Ce très court roman d'Eduardo Mallea, auteur argentin du XXe siècle, dresse le portrait de
Chaves, un homme silencieux et taciturne qui arrive dans une petite ville argentine du nord de la Patagonie.
Le principal attribut du personnage de
Chaves est donc ce mutisme quasi-permanent, qu'il n'interrompt que rarement pour répondre de manière extrêmement brève et factuelle à celui qui l'interrogerait. L'auteur alterne les chapitres au "présent" et ceux reprenant le passé du héro. À travers ce dernier, c'est une histoire de silence, de solitude et d'une résignation fataliste qui s'exprime, c'est aussi une réflexion sur le rejet de l'autre et sur la superficialité des rapports humains :
Chaves est seul et incompris mais au moins le sait il, les autres personnages (comme nous-même) ne sont ils rien d'autre que des solitaires qui s'ignorent ?
L'histoire est simple émouvante et forte. Elle pourra rappeler au lecteur francophone le roman l'Étranger publié 11 ans plus tôt par un certain
Albert Camus : difficile effectivement de ne pas faire un lien entre les deux ouvrages tant les thématiques sont similaires. Néanmoins, une différence fondamentale subsiste entre les personnages : celui de Meursault (l'Étranger) est passif avant tout car le sort des autres et dans une certaine mesure le sien propre l'indifférent,
Chaves lui, ressent les émotions mais par fatigue et par un fatalisme sur l'incommunicabilité entre lui et le reste du monde, renonce à s'exprimer.

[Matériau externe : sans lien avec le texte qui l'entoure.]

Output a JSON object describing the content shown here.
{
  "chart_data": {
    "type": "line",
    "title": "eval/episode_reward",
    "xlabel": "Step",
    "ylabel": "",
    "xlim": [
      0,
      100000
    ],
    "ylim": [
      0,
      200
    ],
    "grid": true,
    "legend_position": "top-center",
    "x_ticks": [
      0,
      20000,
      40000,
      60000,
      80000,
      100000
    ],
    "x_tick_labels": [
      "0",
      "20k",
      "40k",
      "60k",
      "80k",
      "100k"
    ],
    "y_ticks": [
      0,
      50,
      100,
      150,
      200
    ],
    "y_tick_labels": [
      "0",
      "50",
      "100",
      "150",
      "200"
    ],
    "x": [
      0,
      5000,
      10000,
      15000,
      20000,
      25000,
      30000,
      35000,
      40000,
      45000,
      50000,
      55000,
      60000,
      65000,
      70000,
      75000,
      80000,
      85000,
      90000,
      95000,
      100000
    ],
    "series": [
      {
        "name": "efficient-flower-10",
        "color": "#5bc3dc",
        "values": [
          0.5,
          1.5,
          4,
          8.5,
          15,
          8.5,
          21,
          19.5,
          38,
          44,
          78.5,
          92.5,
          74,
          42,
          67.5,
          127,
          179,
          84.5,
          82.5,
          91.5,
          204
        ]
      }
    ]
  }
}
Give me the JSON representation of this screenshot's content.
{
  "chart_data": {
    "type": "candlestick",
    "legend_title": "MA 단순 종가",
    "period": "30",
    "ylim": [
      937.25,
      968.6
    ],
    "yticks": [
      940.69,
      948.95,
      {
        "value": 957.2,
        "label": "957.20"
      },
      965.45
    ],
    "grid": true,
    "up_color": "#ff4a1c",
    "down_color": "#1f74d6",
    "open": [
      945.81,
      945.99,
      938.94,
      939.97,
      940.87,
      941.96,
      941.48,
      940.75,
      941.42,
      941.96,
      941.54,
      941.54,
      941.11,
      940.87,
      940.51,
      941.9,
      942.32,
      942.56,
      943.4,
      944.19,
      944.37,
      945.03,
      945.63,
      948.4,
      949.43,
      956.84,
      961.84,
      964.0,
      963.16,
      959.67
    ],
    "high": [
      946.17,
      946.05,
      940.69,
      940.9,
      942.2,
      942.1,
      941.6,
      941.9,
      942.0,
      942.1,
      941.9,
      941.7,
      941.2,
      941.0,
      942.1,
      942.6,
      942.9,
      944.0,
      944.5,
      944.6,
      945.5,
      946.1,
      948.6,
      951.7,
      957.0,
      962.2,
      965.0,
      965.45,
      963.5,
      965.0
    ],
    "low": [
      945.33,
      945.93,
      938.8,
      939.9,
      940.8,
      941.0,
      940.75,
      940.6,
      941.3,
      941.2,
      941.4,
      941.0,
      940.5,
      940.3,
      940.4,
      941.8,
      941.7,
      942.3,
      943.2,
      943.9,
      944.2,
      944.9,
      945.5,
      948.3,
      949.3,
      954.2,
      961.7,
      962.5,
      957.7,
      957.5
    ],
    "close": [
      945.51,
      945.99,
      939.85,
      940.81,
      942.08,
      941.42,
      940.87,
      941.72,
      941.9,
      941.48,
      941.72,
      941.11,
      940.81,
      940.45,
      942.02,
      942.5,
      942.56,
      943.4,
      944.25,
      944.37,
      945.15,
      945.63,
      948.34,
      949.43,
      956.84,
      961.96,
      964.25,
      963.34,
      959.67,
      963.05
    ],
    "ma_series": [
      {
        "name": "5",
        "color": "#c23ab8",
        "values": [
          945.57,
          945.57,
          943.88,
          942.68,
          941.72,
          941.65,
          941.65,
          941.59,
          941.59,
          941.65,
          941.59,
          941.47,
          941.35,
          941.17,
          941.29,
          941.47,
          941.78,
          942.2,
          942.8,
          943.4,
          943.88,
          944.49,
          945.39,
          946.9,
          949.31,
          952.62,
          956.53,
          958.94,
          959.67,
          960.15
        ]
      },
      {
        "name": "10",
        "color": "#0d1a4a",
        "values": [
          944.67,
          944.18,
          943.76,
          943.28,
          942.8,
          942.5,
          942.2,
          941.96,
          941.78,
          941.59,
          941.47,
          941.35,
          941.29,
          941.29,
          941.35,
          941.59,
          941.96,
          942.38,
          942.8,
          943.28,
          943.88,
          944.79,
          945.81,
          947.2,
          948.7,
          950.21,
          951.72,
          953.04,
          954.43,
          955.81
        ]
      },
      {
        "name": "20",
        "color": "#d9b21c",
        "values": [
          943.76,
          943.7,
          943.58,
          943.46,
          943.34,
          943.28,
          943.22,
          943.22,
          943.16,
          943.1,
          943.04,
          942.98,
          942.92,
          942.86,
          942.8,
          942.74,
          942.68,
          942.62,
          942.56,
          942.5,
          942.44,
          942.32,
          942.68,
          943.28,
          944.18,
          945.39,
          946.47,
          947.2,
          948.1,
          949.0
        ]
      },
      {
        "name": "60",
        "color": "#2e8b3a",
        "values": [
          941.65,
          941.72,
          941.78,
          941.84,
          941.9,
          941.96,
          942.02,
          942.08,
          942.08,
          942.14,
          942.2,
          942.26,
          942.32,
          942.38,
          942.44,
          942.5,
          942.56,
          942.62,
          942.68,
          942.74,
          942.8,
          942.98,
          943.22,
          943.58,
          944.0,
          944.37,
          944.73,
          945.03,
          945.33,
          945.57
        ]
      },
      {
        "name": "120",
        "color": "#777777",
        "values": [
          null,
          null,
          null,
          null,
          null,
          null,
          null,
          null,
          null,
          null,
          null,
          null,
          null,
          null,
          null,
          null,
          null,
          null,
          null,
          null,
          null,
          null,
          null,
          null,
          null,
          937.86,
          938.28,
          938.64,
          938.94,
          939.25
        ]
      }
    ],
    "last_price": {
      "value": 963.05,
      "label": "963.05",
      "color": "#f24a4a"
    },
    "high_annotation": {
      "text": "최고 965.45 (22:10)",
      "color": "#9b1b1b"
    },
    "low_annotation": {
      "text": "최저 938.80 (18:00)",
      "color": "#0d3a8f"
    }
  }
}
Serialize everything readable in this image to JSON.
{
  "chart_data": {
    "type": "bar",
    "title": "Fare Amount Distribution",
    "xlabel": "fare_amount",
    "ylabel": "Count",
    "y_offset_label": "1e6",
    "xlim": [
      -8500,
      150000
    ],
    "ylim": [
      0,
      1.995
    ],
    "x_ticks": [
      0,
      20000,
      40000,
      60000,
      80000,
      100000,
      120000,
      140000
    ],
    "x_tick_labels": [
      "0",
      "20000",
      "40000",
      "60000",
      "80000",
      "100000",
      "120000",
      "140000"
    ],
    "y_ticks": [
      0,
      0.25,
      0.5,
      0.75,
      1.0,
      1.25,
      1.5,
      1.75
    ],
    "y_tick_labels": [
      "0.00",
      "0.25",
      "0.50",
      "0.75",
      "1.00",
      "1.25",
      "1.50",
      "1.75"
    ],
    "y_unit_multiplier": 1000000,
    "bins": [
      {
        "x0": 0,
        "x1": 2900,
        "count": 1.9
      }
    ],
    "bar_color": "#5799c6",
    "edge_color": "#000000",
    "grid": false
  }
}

Le style et le rythme du livre d'Eduardio Mallea s'adaptent parfaitement à son personnage : plutôt lent et parfois contemplatif, il est épuré, simple et économe en mots, sans aucune fioriture. Au fur et à mesure des pages, on peut qu'être pris d'empathie et parfois de pitié pour le personnage principal et ses proches.
Bref, en à peine plus de 80 pages,
Eduardo Mallea nous offre une belle pépite : un livre intelligent et émouvant aussi court que marquant.